Theology is doubly revealed and many Christians often ignore God’s natural revelation as being a valid object of interpretation. It’s all too often that many Christians reject many valid scientific theories.
“Theology is properly distinguished as natural and revealed. The former is concerned with the facts of nature so far as they reveal God and our relation to him, and the latter with the facts of Scripture.” –Charles Hodge
Theology refers to the all encompassing knowledge of God.
Theology of Nature refers to the Book of Nature as revealed in Scripture (Ps. 19.1-4; Rom. 1.20) Look at Psalm 19. When speaking of God it refers to his general name (El, Heb., continuous, abundant, universal). Some of the themes are creation’s contingency, Imago Dei, Stewardship, the fall, etc.
Natural Theology refers to the metaphysical implications of, say, intelligent design, the beginning of the universe, the moral law, beauty, etc.

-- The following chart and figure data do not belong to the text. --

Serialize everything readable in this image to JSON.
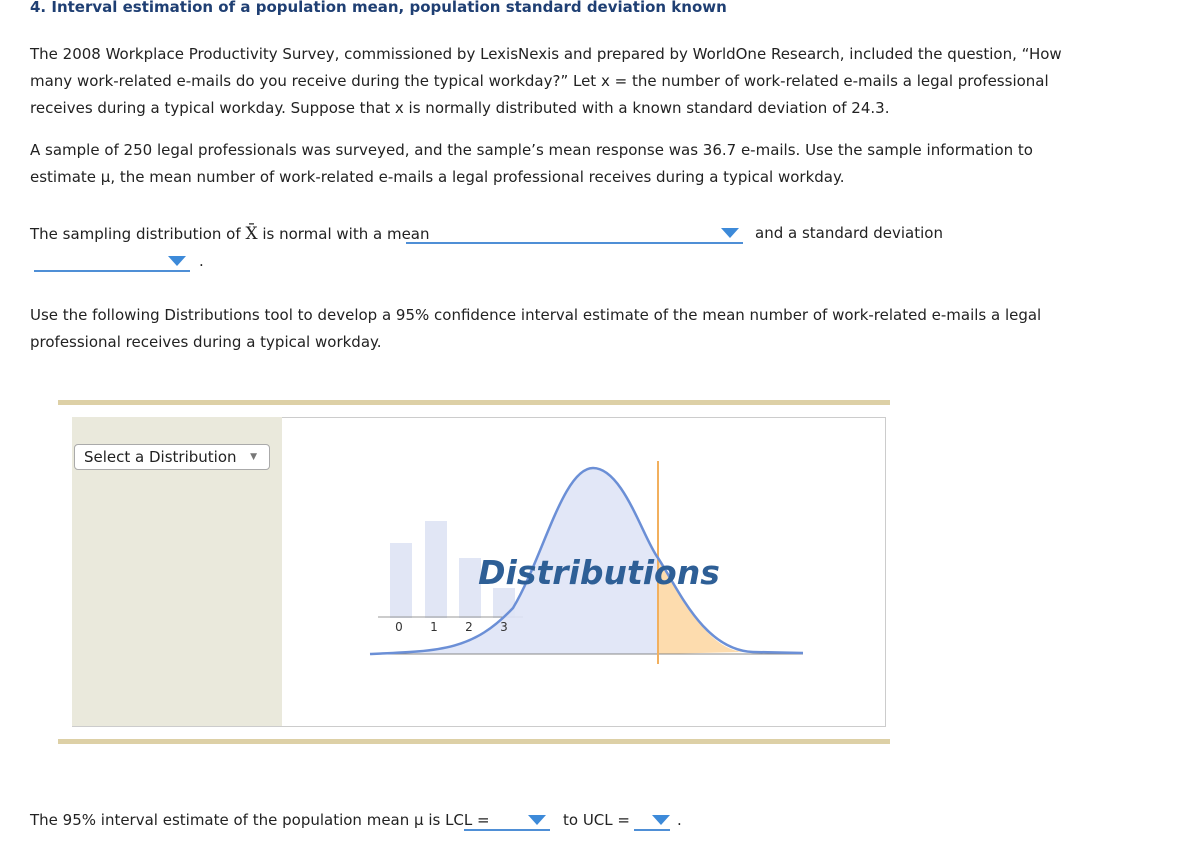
{
  "header": {
    "title": "4. Interval estimation of a population mean, population standard deviation known"
  },
  "paragraphs": [
    "The 2008 Workplace Productivity Survey, commissioned by LexisNexis and prepared by WorldOne Research, included the question, “How many work-related e-mails do you receive during the typical workday?” Let x = the number of work-related e-mails a legal professional receives during a typical workday. Suppose that x is normally distributed with a known standard deviation of 24.3.",
    "A sample of 250 legal professionals was surveyed, and the sample’s mean response was 36.7 e-mails. Use the sample information to estimate μ, the mean number of work-related e-mails a legal professional receives during a typical workday."
  ],
  "sampling": {
    "lead": "The sampling distribution of",
    "symbol": "X̄",
    "middle": "is normal with a mean",
    "after": "and a standard deviation",
    "end": "."
  },
  "instruction": "Use the following Distributions tool to develop a 95% confidence interval estimate of the mean number of work-related e-mails a legal professional receives during a typical workday.",
  "tool": {
    "select": "Select a Distribution",
    "logo": "Distributions",
    "axis_labels": [
      "0",
      "1",
      "2",
      "3"
    ]
  },
  "interval": {
    "lead": "The 95% interval estimate of the population mean μ is LCL =",
    "middle": "to UCL =",
    "end": "."
  }
}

“Some people, in order to discover God, read books. But there is a great book: the very appearance of created things. Look above you! Look below you! Note it. Read it. God, whom you want to discover, never wrote that book with ink. Instead he set before your eyes the things that he made. Can you ask for a louder voice than that?” -Augustine
“I want creation to penetrate you with so much admiration that wherever you go, the least plant may bring you a clear remembrance of the Creator… One blade of grass or one speck of dust is enough to occupy your entire mind in beholding the art with which it has been made.” –Basil the Great“Any error about creation also leads to an error about God.” –Thomas Aquinas
Why is this distinction so important? There are salvific consequences (Rom. 2.12-16). Understanding theology is understanding God. Just as the heavens declare the glory of God so should we in what we do and who we are. All of nature glorifies God (Ps. 19.1-4, 96.11-12). Sinners fall short of the glory of God (Rom. 3.23). Saints declare the glory of God (Ps. 34.3, 145.10; 1 Cor. 10.31).